Polecane posty

Ocena

Czarny tekst "ocena" na białym tle

Ostatnio bardzo dużo pracuję, przez co trudniej jest mi śledzić bieżące wydarzenia. Lecz niedawno zobaczyłam informację, że ocena z religii może zostać włączona do średniej ocen ucznia. W moim odczuciu jest to pewna forma dyskryminacji osób o innych wyznaniach a także wobec ateistów. Jeśli już religia miałaby wpływać na średnią ocen, to powinno być to w taki sposób zorganizowane, by umożliwić naukę tego przedmiotu uczniom zgodnie z ich wierzeniami. Natomiast osoby niewierzące powinny mieć alternatywę w postaci lekcji etyki lub filozofii, które będą wolne od niepotrzebnego, religijnego kontekstu. 

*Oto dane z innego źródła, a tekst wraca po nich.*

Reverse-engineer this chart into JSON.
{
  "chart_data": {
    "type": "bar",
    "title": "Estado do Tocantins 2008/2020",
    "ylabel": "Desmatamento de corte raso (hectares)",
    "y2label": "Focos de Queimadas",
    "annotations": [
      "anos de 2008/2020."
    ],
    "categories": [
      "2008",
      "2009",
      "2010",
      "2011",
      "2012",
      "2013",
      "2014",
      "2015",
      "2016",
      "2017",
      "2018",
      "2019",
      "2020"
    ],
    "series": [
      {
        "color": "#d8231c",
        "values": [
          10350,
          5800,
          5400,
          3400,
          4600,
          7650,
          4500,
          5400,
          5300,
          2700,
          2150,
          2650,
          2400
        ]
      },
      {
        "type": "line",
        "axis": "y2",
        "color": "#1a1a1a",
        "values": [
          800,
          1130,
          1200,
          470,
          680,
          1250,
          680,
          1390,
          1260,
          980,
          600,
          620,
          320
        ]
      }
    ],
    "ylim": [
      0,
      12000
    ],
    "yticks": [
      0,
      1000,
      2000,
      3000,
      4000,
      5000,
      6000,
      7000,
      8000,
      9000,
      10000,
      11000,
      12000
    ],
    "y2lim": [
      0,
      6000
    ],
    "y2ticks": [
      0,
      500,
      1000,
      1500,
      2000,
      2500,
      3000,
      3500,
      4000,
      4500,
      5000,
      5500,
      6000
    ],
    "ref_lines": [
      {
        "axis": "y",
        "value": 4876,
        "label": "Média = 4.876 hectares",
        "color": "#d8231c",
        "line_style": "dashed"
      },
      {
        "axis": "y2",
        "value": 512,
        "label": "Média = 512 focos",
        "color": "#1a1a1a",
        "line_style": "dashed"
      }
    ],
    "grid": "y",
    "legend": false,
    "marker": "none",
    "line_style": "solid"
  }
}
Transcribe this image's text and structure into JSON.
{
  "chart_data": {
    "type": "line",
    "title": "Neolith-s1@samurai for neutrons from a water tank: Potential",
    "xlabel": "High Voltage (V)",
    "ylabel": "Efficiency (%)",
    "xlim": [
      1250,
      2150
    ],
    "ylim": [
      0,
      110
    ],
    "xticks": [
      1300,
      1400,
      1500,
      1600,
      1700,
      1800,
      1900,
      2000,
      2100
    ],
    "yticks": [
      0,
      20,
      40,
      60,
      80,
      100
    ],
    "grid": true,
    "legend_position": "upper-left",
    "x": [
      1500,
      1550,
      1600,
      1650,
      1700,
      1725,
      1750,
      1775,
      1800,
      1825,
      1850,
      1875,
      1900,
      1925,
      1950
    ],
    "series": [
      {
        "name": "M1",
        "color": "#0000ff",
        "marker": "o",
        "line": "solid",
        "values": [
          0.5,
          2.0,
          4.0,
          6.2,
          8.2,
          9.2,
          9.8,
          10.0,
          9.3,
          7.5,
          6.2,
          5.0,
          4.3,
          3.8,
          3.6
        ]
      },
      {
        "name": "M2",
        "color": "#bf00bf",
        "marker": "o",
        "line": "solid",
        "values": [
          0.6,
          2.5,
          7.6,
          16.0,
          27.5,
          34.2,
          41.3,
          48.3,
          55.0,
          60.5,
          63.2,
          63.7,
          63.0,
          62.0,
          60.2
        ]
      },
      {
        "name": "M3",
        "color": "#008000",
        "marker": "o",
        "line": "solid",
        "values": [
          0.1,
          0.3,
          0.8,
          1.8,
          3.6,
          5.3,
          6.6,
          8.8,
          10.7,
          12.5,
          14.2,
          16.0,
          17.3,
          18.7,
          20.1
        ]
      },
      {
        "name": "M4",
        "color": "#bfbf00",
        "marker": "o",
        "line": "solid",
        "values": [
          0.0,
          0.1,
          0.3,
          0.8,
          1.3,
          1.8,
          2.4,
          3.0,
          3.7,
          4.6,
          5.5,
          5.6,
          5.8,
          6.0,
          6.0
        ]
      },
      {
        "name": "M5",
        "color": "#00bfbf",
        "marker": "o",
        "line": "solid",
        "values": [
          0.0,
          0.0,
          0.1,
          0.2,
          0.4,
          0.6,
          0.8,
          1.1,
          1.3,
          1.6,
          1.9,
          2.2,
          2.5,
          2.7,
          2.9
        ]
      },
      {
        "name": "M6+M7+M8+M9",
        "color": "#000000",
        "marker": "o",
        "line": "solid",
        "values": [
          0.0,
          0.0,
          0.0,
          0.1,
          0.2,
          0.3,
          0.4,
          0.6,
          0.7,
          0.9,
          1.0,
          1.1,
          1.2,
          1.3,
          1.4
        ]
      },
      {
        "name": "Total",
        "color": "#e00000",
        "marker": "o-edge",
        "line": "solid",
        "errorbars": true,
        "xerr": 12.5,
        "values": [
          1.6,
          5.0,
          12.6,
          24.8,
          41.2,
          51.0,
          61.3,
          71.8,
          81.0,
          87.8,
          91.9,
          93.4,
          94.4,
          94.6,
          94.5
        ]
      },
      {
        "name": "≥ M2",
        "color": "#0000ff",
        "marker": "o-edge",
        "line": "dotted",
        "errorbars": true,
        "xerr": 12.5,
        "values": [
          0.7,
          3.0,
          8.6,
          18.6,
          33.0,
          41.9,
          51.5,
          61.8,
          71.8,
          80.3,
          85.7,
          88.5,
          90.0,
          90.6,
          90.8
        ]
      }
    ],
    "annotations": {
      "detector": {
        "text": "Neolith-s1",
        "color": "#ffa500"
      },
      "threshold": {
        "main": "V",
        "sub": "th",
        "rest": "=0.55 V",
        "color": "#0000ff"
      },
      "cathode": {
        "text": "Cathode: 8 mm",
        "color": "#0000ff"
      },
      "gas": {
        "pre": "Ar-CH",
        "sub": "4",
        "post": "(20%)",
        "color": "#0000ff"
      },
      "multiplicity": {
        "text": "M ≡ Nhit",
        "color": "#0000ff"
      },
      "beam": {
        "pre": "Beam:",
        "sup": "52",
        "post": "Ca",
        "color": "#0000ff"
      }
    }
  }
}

Kiedyś doszłam do wniosku, że jeśli istnieje istota, którą można nazwać "Bóg" to jest tylko jeden, lecz postrzegana i czczona na różne sposoby. I nikt nie ma prawa komukolwiek narzucać swojej wiary i wmawiać mu, że to właśnie jego wiara jest tą prawdziwą – choćby dlatego, że nie ma jednoznacznych dowodów na to, na wyższość i prawdziwość jednej wiary nad inną. Poza tym w moim przekonaniu, narzucanie komuś swojego światopoglądu (także ateistycznego) jest wg mnie okazaniem braku szacunku dla indywidualnych wierzeń i przekonań innych osób. Na forum Onetu przeczytałam następujący post (cytat dosłowny), który niech będzie podsumowaniem mojego dzisiejszego wpisu:

„Do katolików - podajcie mi proszę choć jeden powód, dla którego uważacie, że wasz Bóg jest tym jedynym prawdziwym i, że jeśli chciałbym wierzyć w jakąś nadprzyrodzoną istotę to powinienem wybrać właśnie waszą wiarę. Nikogo nie obrażam, z nikogo się nie śmieję i nikogo nie krytykuję - tylko zwyczajnie pytam. Czekam na rozsądne argumenty, a nie wyzwiska i obelgi - jeśli zamierzasz pisać bzdury to lepiej nie odpowiadaj na tego posta.”